Autism spectrum disorder (ASD) is a group of developmental disabilities that can involve learning, thinking and problem-solving challenges. Physical therapists are movement experts that play a crucial role in comprehensive care and support for individuals with autism. Physical therapists work collaboratively with other healthcare professionals, educators and caregivers to develop personalized treatment plans to enhance functional ability and quality of life. PTs help individuals with ASD develop movement skills to promote physical activity through hands-on care, patient education and prescribed movement. PTs also assist with improving their mental well-being helping individuals with ASD reach their full potential and lead fulfilling lives.
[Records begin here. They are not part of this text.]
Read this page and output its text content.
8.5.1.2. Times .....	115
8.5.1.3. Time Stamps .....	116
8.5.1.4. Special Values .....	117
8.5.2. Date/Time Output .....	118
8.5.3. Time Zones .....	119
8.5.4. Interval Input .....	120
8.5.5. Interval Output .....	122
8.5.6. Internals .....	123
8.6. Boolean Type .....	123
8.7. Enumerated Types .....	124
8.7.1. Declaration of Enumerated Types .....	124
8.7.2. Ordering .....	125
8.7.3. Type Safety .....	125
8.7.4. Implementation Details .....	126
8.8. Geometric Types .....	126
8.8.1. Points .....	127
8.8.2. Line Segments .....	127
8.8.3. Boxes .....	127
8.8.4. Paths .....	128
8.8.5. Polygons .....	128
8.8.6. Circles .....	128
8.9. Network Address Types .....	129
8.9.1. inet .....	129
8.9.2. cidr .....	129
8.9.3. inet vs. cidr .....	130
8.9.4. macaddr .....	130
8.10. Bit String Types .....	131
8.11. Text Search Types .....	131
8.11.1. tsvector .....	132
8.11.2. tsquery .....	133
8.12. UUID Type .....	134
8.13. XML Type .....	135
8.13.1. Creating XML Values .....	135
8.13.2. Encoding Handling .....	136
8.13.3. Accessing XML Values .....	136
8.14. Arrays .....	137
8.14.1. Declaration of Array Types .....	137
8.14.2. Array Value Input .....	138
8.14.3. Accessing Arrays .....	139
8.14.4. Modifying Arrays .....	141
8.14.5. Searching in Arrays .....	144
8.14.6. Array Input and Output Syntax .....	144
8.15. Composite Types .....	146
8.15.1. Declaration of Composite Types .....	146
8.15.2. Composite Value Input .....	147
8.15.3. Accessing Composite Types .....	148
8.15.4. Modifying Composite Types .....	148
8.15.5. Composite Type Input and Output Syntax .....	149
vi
The intersection of Autism Spectrum Disorder (ASD) and healthcare, particularly in the realm of physical therapy, emphasizes the need for tailored and comprehensive approaches to address the diverse needs of individuals with ASD. By exploring current practices and challenges, it becomes clear that holistic, patient-centered care models are essential for promoting optimal health outcomes and quality of life for individuals on the autism spectrum. Moving forward, healthcare professionals, including physical therapists, need specialized training and education to better understand the unique characteristics of ASD and develop effective interventions that cater to individual strengths and challenges. By fostering collaboration among multidisciplinary teams and embracing evidence-based practices, we can create inclusive healthcare environments where individuals with ASD receive the support and resources they need to thrive physically, emotionally, and socially.